Cette usurpation graduelle de pouvoir politique non seulement attire les gens comme Donald Trump, mais leur permet aussi de faire beaucoup plus de torts à la nation. En ce sens, les États-Unis sont devenus un pays de moins en moins démocratique.
Les initiales présidentielles:
TR = Theodore Roosevelt
FDR = Franklin D. Roosevelt
HST = Harry S. Truman
JFK = John F. Kennedy
LBJ = Lyndon B. Johnson
POTUS = President of the United States
Le vrai rôle du Président
En vertu de la constitution, le rôle du président est de s’assurer de la protection du pays lorsqu’il est attaqué et, surtout, de vérifier que les lois du Congrès ne violent pas la constitution. C’est au Congrès de décider de déclarer ou non une guerre, pas au président, qui ne peut que proposer au Congres d’impliquer l’armée dans un conflit.
Selon la constitution, le rôle du président n’est pas de plaire à la population et de réaliser ses ambitions, mais plutôt simplement de s’assurer que le Congrès respecte la constitution. C’est donc bien peu chose, du moins à comparé à ce que la population croit pouvoir s’attendre de son president. Quand on sonde le grand public sur ce qu’ils attendent de la présidence, on réalise que la plupart des choses ne sont aucunement mentionnées dans la constitution et nécessiteraient des pouvoirs dont le président ne dispose pas (en théorie).
Selon les Pères Fondateurs et particulièrement Madison, la séparation des pouvoirs agit de manière quasi automatique puisque chaque branche tente, en théorie, de préserver l’ampleur de ses pouvoirs et de ne pas en perdre aux autres branches, ce qui assure qu’aucune des trois branches ne puisse gagner trop de pouvoir. Mais cet équilibre naturel s’est grandement affaibli au profit du président au cours du 20e siècle.

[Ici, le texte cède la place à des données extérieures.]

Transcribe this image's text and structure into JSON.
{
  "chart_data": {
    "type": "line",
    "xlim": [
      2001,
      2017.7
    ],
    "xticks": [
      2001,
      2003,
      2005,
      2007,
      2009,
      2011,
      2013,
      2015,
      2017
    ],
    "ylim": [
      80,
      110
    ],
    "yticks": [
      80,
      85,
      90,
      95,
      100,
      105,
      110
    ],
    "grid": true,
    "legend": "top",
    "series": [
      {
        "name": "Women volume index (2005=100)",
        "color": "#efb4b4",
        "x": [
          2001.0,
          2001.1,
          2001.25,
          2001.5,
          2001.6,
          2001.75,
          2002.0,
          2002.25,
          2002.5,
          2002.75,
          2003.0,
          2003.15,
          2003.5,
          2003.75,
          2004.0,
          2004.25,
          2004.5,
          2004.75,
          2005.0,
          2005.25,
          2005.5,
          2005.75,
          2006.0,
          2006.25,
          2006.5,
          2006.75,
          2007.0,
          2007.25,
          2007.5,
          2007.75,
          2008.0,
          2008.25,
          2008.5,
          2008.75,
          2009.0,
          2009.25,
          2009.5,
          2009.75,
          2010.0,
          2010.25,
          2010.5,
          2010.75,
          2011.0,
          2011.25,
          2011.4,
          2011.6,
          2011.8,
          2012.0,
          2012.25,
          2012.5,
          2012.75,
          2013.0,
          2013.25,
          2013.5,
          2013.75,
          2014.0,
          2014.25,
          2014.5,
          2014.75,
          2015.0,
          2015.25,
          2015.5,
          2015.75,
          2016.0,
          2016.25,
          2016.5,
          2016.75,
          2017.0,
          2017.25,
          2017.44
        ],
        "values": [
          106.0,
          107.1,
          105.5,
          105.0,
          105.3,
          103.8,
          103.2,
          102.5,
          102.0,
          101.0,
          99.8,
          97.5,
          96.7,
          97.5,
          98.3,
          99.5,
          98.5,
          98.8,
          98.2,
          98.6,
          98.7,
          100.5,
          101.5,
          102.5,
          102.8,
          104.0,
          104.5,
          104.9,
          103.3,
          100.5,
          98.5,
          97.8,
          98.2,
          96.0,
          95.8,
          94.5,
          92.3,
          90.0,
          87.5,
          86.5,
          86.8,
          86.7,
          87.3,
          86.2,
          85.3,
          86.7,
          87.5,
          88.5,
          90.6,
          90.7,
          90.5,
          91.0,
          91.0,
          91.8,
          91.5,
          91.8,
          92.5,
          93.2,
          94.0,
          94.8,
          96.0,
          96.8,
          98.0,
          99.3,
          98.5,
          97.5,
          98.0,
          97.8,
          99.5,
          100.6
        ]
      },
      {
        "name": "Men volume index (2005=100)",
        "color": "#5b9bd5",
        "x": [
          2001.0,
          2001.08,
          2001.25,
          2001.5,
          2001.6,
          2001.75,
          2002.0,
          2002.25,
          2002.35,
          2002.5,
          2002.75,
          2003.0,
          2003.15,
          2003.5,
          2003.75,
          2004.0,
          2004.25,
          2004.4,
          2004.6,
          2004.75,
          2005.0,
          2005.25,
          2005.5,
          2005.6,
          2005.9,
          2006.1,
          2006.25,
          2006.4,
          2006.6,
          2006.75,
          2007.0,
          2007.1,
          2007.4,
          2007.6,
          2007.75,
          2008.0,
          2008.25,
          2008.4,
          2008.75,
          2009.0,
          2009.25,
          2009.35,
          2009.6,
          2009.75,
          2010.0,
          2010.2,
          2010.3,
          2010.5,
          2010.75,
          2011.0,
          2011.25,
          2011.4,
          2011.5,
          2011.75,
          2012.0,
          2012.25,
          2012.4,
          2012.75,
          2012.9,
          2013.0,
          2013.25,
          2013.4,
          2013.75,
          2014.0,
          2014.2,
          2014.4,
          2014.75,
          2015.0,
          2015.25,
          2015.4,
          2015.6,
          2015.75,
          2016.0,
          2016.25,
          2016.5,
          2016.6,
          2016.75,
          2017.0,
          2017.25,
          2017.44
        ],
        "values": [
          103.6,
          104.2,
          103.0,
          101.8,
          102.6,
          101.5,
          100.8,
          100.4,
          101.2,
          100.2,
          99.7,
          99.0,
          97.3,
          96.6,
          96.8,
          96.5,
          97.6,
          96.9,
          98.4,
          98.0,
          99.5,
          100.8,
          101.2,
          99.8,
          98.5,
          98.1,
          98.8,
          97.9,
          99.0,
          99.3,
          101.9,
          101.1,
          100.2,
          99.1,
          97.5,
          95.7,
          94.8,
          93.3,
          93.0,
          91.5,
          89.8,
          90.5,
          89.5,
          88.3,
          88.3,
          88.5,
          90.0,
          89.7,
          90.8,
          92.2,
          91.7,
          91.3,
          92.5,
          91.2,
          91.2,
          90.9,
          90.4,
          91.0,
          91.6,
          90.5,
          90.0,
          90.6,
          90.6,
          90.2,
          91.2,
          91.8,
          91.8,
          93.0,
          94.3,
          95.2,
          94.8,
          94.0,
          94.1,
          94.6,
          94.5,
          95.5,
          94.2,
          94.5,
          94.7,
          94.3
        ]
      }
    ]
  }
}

Hamilton souhaitait que le président soit choisi par le Collège Électoral, par des gens aptes à déterminer le candidat le plus adéquat. Il ne voulait pas que la nomination devienne un concours de popularité au cours duquel les candidats parcoureraient le pays pour mener une surenchère de promesses irréalisables.
Au 19e siècle, du moins avant 1872, les candidats présidentiels ne faisaient pas de campagne électorale. Le poste leur été simplement proposé par le Collège Électoral. On ne cherchait pas des personalités extraordinaires; on cherchait des hommes humbles pour un poste aux pouvoirs modestes.
En 1888, le candidat Benjamin Harrison a fait 94 discours pour supporter sa nomination, mais n’a jamais quitté sa ville d’Indianapolis durant cette période. En 1916, Woodrow Wilson est devenu le premier président à arpenter le pays pour soutenir sa propre réélection. Il fut aussi le premier à faire un discours State of the Union en personne devant le Congrès plutôt que de simplement rédiger une lettre.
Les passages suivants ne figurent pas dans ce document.